Ich habe in den Neunzigerjahren angefangen, eigene Hefte zu produzieren, zum Beispiel einen düsteren Comic, der in einer Stadt voller Smog spielte. Die habe ich bei Punk-Konzerten in Köln unter die Leute gebracht. Fugazi oder Bad Brains, das waren typische Bands, die das passende Publikum hatten.

Alles begann mit einem düsteren Comic

Die Hefte habe ich damals entweder verkauft oder getauscht. So hat sich entwickelt, dass ich Publikationen anderer Künstler aus aller Welt sammle, es sind jetzt mehrere Tausend. Mit meiner Sammlung, der „St. Patrick’s Zine Library“, bin ich regelmäßig bei Messen wie der Cologne Art Book Fair unterwegs. Die Szene ist sehr lebendig. Du gibst etwas auf Papier raus und ganz oft kommt etwas zurück. Für mich geht es bei den Zines eigentlich immer um Kommunikation. Jemand wollte mal von mir wissen, wie man Comics zeichnet. Wir haben uns etwas unterhalten und ein Jahr später hatte ich sein fertiges Werk im Briefkasten.

Als Bibliothekar bin ich sehr genau und als Künstler ebenfalls. Ich beobachte sehr präzise und ich zeichne mit klaren Linien. Oft zeichne ich Räume, weil mich Architektur interessiert und wie Menschen Räume verändern. In einer Langzeitstudie habe ich mal alle zwei Wochen mein WG-Zimmer gezeichnet, mit all den Gegenständen, die in der Zwischenzeit ihre Position gewechselt haben.

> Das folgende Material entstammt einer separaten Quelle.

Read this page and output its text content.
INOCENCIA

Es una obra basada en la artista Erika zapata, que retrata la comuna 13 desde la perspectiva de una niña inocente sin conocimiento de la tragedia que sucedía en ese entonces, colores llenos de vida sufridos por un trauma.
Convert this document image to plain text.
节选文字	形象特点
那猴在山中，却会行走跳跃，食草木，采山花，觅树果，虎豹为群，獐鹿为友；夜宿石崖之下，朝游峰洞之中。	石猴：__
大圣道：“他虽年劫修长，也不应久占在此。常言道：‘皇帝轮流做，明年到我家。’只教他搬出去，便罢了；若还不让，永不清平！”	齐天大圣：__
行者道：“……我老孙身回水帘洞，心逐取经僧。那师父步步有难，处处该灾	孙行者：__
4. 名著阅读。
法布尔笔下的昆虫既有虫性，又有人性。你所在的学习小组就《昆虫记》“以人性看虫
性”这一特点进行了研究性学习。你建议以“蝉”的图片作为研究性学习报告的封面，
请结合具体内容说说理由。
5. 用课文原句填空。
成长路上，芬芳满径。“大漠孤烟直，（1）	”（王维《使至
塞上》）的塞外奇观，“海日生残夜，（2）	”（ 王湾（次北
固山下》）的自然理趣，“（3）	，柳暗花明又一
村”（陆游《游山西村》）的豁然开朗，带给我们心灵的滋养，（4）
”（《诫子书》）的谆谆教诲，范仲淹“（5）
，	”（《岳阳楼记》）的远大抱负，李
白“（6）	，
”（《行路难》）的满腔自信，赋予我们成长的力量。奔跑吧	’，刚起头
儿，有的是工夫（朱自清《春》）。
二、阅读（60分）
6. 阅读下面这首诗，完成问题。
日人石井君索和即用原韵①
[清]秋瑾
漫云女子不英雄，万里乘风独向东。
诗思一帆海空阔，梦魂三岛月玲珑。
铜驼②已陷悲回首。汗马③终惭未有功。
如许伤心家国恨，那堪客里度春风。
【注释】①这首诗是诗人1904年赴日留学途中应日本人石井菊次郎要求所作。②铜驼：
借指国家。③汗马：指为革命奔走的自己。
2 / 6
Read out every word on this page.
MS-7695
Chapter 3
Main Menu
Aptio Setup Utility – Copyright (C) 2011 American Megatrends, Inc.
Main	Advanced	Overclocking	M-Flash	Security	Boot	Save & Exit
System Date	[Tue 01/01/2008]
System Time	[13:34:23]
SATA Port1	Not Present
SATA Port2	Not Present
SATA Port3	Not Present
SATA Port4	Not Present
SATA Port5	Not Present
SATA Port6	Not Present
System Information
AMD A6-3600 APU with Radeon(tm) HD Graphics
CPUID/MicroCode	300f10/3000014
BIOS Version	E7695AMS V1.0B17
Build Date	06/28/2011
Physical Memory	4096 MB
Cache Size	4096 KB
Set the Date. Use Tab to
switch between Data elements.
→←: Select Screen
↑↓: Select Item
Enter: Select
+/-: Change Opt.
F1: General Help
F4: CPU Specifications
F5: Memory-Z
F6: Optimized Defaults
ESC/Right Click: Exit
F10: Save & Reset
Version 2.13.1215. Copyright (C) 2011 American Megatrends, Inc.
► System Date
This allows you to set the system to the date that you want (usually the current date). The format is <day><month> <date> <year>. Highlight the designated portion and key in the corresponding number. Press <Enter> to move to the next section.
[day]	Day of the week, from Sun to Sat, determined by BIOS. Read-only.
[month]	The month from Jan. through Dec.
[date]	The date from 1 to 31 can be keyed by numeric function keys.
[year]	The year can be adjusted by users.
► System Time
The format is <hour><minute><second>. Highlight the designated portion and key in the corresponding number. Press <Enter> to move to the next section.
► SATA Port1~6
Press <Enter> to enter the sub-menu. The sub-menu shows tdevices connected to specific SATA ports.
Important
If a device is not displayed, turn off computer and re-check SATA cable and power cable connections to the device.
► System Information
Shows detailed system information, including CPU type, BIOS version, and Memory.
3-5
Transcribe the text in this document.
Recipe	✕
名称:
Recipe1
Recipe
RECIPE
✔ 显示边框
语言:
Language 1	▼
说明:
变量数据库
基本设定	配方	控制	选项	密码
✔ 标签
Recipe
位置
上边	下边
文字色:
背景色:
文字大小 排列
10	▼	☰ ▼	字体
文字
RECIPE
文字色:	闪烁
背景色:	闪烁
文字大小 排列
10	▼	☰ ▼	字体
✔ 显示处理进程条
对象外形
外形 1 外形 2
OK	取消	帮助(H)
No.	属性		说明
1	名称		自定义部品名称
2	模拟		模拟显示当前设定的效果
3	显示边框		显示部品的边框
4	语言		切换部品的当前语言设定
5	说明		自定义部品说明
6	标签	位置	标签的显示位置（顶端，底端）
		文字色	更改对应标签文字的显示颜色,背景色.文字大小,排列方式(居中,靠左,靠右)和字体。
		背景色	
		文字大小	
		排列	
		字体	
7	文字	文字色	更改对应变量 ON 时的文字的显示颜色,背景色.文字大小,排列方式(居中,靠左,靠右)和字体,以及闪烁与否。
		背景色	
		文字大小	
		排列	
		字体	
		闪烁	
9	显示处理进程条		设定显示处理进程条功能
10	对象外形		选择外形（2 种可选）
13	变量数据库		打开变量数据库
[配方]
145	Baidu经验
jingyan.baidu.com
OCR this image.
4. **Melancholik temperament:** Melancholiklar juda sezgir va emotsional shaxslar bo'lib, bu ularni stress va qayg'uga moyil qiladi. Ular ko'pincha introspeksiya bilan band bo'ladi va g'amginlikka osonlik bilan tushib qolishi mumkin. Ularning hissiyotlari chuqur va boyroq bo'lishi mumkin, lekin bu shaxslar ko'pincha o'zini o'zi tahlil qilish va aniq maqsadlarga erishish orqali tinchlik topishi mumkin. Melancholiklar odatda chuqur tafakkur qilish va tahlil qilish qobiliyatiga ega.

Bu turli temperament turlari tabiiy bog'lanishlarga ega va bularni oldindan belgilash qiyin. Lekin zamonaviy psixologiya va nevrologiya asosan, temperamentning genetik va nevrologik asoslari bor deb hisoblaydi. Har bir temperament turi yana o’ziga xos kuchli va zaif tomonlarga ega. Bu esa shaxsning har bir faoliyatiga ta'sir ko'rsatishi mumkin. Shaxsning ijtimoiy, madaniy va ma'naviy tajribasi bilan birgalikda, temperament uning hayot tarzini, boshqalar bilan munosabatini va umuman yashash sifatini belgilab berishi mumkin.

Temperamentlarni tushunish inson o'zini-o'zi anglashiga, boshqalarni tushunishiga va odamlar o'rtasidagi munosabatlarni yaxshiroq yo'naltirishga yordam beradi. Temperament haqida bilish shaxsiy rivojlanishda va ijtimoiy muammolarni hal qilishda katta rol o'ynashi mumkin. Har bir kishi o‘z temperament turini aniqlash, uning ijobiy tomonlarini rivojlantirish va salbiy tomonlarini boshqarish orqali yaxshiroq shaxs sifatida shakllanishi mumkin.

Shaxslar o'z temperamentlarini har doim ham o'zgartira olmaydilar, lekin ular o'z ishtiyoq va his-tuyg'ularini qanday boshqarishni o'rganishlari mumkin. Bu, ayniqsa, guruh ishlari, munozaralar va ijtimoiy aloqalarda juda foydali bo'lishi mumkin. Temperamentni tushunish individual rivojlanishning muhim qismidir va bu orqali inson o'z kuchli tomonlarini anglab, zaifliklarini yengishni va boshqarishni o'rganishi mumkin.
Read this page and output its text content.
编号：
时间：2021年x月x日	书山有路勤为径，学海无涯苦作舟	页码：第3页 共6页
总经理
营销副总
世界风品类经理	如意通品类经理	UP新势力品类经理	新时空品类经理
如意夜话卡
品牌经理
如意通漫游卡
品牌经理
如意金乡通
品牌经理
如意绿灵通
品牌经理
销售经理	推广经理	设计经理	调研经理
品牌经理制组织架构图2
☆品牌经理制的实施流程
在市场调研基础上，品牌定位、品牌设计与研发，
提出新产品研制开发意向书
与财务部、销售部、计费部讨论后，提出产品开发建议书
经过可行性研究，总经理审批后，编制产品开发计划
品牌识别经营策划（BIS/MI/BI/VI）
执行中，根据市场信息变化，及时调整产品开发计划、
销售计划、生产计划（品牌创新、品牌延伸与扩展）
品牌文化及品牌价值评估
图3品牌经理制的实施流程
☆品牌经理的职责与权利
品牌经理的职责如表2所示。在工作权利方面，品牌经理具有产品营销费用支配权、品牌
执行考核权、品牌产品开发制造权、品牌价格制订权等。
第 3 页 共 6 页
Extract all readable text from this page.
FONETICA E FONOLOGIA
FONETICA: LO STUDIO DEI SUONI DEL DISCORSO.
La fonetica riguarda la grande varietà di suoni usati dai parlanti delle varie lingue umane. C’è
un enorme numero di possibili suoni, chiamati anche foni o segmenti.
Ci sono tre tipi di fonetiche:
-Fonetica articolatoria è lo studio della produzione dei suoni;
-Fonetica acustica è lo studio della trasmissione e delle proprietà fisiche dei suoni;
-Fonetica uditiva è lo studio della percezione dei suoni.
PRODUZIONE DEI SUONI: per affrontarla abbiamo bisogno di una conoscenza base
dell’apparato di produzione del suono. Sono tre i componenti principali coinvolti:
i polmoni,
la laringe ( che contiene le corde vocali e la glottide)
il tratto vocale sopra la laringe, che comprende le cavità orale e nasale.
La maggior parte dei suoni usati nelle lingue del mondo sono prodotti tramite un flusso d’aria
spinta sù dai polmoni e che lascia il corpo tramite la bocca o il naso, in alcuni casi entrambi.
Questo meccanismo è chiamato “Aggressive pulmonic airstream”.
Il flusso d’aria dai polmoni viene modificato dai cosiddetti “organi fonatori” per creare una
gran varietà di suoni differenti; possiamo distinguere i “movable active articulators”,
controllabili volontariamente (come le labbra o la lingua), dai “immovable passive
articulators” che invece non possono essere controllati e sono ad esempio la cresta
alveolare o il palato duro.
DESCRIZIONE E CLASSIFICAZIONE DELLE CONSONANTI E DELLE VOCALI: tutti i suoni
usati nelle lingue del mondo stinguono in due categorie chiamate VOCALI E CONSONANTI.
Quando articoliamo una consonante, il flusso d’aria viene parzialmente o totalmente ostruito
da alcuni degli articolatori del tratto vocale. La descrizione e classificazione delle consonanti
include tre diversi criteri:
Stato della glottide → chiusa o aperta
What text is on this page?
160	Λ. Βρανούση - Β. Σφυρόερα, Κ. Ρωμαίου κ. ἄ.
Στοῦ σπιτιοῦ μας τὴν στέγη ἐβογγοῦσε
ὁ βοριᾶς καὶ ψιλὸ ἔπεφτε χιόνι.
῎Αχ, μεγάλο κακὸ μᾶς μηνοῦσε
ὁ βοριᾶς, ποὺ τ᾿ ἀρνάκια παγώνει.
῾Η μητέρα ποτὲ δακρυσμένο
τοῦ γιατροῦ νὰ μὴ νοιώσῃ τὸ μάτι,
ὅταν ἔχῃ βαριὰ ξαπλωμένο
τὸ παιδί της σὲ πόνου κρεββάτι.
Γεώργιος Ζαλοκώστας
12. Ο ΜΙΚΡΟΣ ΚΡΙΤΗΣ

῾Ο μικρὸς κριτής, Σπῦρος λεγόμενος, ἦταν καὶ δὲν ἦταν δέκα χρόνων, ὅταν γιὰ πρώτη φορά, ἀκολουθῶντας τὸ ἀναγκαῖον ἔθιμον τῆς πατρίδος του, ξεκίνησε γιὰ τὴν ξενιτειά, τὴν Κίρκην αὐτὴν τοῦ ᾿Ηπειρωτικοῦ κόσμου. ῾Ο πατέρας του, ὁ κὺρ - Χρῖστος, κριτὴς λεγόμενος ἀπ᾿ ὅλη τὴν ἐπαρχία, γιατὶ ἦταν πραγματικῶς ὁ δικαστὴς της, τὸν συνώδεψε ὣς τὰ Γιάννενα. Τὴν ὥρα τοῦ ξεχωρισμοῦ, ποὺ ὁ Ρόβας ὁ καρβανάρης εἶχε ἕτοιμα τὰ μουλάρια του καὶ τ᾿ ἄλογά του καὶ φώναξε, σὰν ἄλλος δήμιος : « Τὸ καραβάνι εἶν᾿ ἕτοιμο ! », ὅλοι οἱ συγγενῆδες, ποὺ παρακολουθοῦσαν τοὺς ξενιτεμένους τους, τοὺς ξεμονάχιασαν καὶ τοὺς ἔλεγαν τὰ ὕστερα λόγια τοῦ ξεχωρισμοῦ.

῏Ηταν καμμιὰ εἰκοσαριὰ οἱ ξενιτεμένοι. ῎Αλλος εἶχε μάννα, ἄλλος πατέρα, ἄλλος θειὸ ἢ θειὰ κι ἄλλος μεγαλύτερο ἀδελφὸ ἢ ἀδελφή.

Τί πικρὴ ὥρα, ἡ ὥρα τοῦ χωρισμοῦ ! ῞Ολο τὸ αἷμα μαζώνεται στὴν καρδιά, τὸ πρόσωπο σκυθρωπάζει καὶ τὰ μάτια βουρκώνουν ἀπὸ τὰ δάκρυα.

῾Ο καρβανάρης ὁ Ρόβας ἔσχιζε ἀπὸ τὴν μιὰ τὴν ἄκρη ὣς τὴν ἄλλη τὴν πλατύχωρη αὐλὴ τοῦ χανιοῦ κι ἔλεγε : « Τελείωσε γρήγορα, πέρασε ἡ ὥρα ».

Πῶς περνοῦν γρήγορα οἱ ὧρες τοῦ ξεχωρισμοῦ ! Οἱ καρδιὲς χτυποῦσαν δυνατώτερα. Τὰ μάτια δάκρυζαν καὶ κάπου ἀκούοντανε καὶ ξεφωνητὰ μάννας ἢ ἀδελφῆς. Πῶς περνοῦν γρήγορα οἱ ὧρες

Warum Patrick gerne in Köln-Mülheim lebt

Nach meinem Studium in Hamburg bin ich der Liebe wegen nach Köln-Mülheim gezogen. Der Brunnen auf dem ich hier sitze, das ist für mich der verrückteste Brunnen von Köln. Ich mag den Anker. Die Straße runter gibt es das Limes, da bekomme ich sogar gezapftes Hamburger Bier. Ich lebe seit zehn Jahren hier und ich freue mich auf die nächsten zehn Jahre. Mülheim wandelt sich, man bemerkt es jetzt schon. Läden stehen leer, sind nicht mehr leicht zu vermieten und dann gehen junge Gestalter in den günstig zu bekommenden Leerstand.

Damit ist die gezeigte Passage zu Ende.